A viagem neste ônibus, longa e cansativa, causa-me agora desagradável início de tédio. Eu procuro inventar coisas para fazer, objetivando distrair minha atenção e obter um pouco de conforto psíquico ante a mesmidade desta situação. Creio que os demais passageiros também teriam semelhante sensação se os mesmos existissem. Ocorre que sou o único ocupante deste veículo que sequer tem motorista.

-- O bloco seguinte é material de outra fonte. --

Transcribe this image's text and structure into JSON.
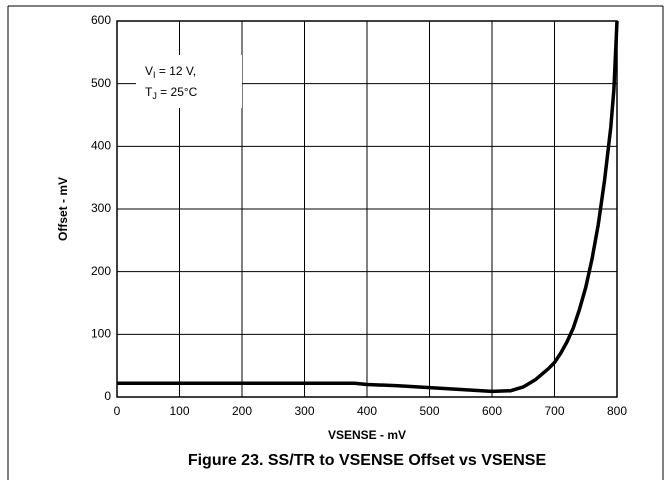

Começo a ter recordações de meu tempo de criança quando, para mim, viajar de ônibus era uma festa, uma linda aventura, pois eu adorava quando meu pai e minha mãe me levavam em algum lugar para o qual precisavam ir com auxílio do referido transporte. Eu ia, o tempo todo, apreciando a paisagem, o que me fazia transbordar de alegria, mas ficava triste quando a viagem terminava e eu tinha que voltar para casa.
Eram tempos de descobertas, quando eu tomava contato com as coisas do mundo que me cercava. Tudo era novo e deslumbrante como o brinquedo que se ganha de presente no Natal, aniversário ou quando se tira nota alta na escola. Tinha a mesma sensação. Tudo isso era como achar maravilhosos tesouros ocultos nas verdades do mundo encantado no qual vivia.

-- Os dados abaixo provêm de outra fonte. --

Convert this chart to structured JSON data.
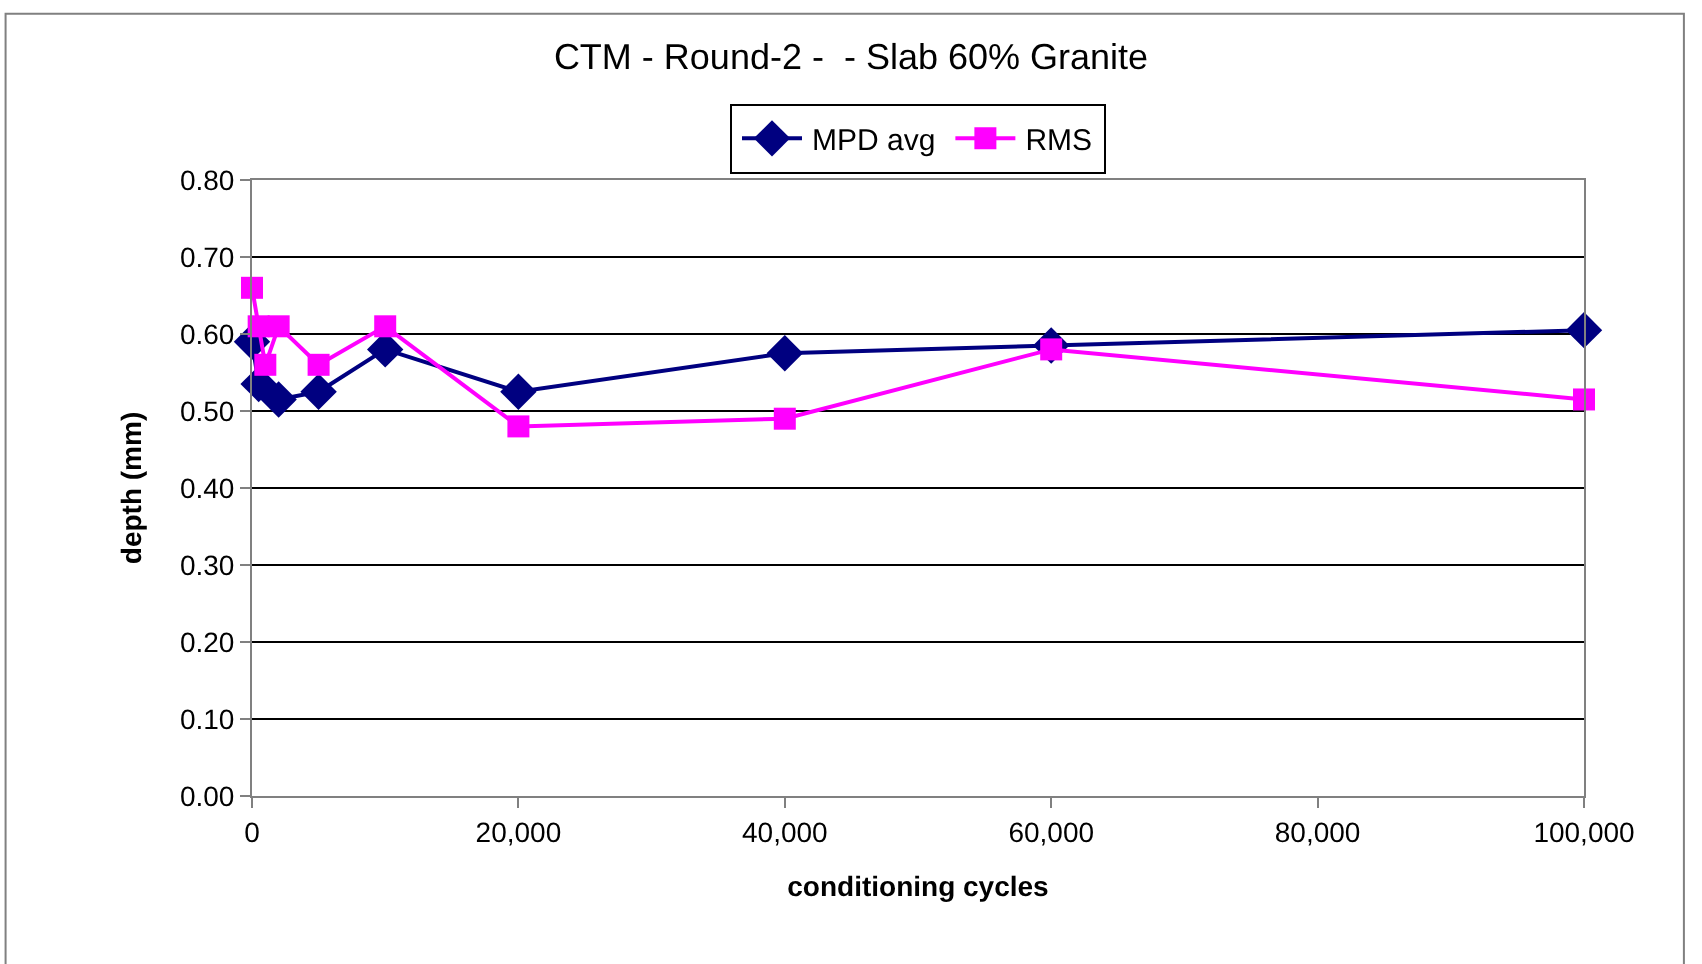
{
  "chart_data": {
    "type": "line",
    "title": "CTM - Round-2 -  - Slab 60% Granite",
    "xlabel": "conditioning cycles",
    "ylabel": "depth (mm)",
    "series": [
      {
        "name": "MPD avg",
        "color": "#000080",
        "marker": "diamond",
        "x": [
          0,
          500,
          2000,
          5000,
          10000,
          20000,
          40000,
          60000,
          100000
        ],
        "values": [
          0.59,
          0.535,
          0.515,
          0.525,
          0.58,
          0.525,
          0.575,
          0.585,
          0.605
        ]
      },
      {
        "name": "RMS",
        "color": "#ff00ff",
        "marker": "square",
        "x": [
          0,
          500,
          1000,
          2000,
          5000,
          10000,
          20000,
          40000,
          60000,
          100000
        ],
        "values": [
          0.66,
          0.61,
          0.56,
          0.61,
          0.56,
          0.61,
          0.48,
          0.49,
          0.58,
          0.515
        ]
      }
    ],
    "xlim": [
      0,
      100000
    ],
    "xticks": [
      {
        "value": 0,
        "label": "0"
      },
      {
        "value": 20000,
        "label": "20,000"
      },
      {
        "value": 40000,
        "label": "40,000"
      },
      {
        "value": 60000,
        "label": "60,000"
      },
      {
        "value": 80000,
        "label": "80,000"
      },
      {
        "value": 100000,
        "label": "100,000"
      }
    ],
    "ylim": [
      0,
      0.8
    ],
    "yticks": [
      {
        "value": 0,
        "label": "0.00"
      },
      {
        "value": 0.1,
        "label": "0.10"
      },
      {
        "value": 0.2,
        "label": "0.20"
      },
      {
        "value": 0.3,
        "label": "0.30"
      },
      {
        "value": 0.4,
        "label": "0.40"
      },
      {
        "value": 0.5,
        "label": "0.50"
      },
      {
        "value": 0.6,
        "label": "0.60"
      },
      {
        "value": 0.7,
        "label": "0.70"
      },
      {
        "value": 0.8,
        "label": "0.80"
      }
    ],
    "grid": "y",
    "legend": "top",
    "line_style": "solid"
  }
}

Hoje, encontro-me nesta longa viagem de infinitas horas, sem sequer ter uma parada, mesmo rápida, que pelo menos dê tempo para tomar um cafezinho ou um copo d’água.
Para completar, forma-se uma típica situação, pois me vejo dentro de um demorado engarrafamento de trânsito.
Meu ônibus encontra-se agora parado na frente de uma loja muito antiga, aparentemente desabitada, com suas velhas passagens fechadas através de selos, a sugerir ante a visão de paredes, portas e janelas bastante prejudicadas, um estado de completo abandono.
Fico, assim, olhando para este curioso cenário, à procura de algo interessante para ver, mas não vislumbro nada que desperte minha atenção em termos de alguma satisfação visual.
Depois de examinar com os olhos cada detalhe da parte frontal desta construção, supostamente sem habitantes, em plena cidade do Rio de Janeiro, instintivamente elevo meu olhar em direção à parte superior da velha construção. Neste momento, tenho a sensação de que meus olhos brilham de deslumbramento, pois no alto do frontispício do prédio há uma sacada que mais parece um grande escaninho e dentro de um dos espaços retangulares a ele pertencentes, vejo, acomodada em atitude de sublime repouso, uma linda e delicada pombinha branca, que pode ser vista em seu inteiro perfil.
Sou, então, invadido por inenarrável felicidade ao ver este “pedacinho de natureza” mostrar a presença de sua paz, repleta de beleza e plenitude em meio à desastrosa imensidão de frias vigas e pilastras de concreto que compõem a aglomerada e compacta desunião que caracteriza a habitual performance da grande metrópole.